The largest package available (read: hand solderable) is a TSSOP-20. Now I’ve soldered this pitch by hand before and it’s not all that hard. Etching the fine traces was more of a concern. I got to work in Kicad and had the resist printed out and ready to go in about 20 minutes. I always print way more than I need because hand ironing them onto the copper can be problematic. But I was lucky this time and I got two designs to transfer on the first try!
Etching in Cupric Chloride which I mixed up myself always takes a long time but I’ve found a better way. I fill up the tea kettle and pour the boiling water in a bucket to pre-warm the acid. I also use a fish pump to add oxygen to the acid throughout the process. This board took about 16 minutes to fully etch.

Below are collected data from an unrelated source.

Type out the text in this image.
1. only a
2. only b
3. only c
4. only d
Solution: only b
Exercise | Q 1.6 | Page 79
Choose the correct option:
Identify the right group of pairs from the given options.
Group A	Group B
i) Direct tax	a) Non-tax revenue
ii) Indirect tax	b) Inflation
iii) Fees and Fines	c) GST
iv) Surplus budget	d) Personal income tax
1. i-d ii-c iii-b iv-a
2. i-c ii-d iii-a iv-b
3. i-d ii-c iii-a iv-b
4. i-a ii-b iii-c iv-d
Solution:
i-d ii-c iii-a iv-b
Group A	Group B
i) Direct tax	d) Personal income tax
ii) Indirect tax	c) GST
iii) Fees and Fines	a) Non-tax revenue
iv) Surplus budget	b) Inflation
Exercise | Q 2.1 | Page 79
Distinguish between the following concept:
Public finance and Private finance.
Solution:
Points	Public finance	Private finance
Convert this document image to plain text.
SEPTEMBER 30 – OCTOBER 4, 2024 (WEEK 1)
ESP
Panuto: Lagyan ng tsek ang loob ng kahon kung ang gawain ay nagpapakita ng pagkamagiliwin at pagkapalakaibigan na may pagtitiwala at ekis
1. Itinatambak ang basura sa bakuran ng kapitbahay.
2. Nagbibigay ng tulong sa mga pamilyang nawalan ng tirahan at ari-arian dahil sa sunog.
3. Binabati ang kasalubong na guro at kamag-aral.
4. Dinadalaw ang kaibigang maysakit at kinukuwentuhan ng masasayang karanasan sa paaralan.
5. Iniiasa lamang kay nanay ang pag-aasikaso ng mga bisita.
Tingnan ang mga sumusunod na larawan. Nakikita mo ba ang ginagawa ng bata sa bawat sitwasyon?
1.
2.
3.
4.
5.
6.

You can see that I left a little tab the substrate. This is so that I can hang it from a thick piece of insulated wire (insulated to keep the acid away from the copper inside). This copper clad was double-sided stock. I make very few double-sided boards and am almost out of single-sided stock. So I just covered the back side with electrical tape so that I don’t saturate the copper chloride for no reason.
Now that the etching is done I simply grind off the back side of the copper clad with a sanding wheel and a Dremel tool.
I used the cutoff wheel on the Dremel too to cut the boards down to the final size. At this point I use a continuity tester to check for shorts or broken traces.
Drilling is done with a Dremel drill press. I find if you go slowly and have lots of light this process isn’t hard at all.
Here’s the assembled board. The added components are two 0.1uf decoupling capacitors and a pull-up resistor on the OE line. This comes straight from the recommended application schematic in the datasheet. I just so happened to have the surface mount components left over from the Binary Burst clock.
And here is the proof that it works. I’m driving a 5V graphic LCD using the 3.3v Stellaris Launchpad. The TXB0108 level converters have two voltage inputs. The lower voltage goes to VCCA and the higher voltage goes to VCCB. Each chip provides eight pins on either side for easy connections.
Rough road to success
I actually had quite a bit of trouble getting this display to work. I’m not sure if it’s cross talk from the wires or the capacitance of the breadboard but I had many communications failures to start with.
First off, I found out after several hours of frustration that the Stellaris Launchpad PD0 and PD1 pins are connected via a zero ohm resistor to the PB6 and PB7 pin. Needles to say, using PORTB for data and PORTD for control wasn’t working because whenever you drive the pins on one port that voltage also shows up on the other port.
There is also a rise time for the level converters. It’s rather trivial… like 40ns per volt or something, but since this ARM controller is running at 48 MHz that bug will bite you as well. Adding in appropriate delays before driving the enable pin low seems to have fixed this issue.
But I still get some garbage on the display from time to time. This can usually be fixed by straightening out the jumper wires, which is what makes me thing it is a cross talk problem. If you know what’s going on (and how to avoid it) I love to hear from you! I can’t really investigate further unless I somehow acquire an oscilloscope which can verify the quality of the signals.
The code is embarrassingly messy. But I’ve released it none-the-less. I’ve used this KS0108 library and just altered the low-level driver to work with the Stellaris chip. You’ll also find the Kicad files (and a PNG and XCF of the artwork) in the repo.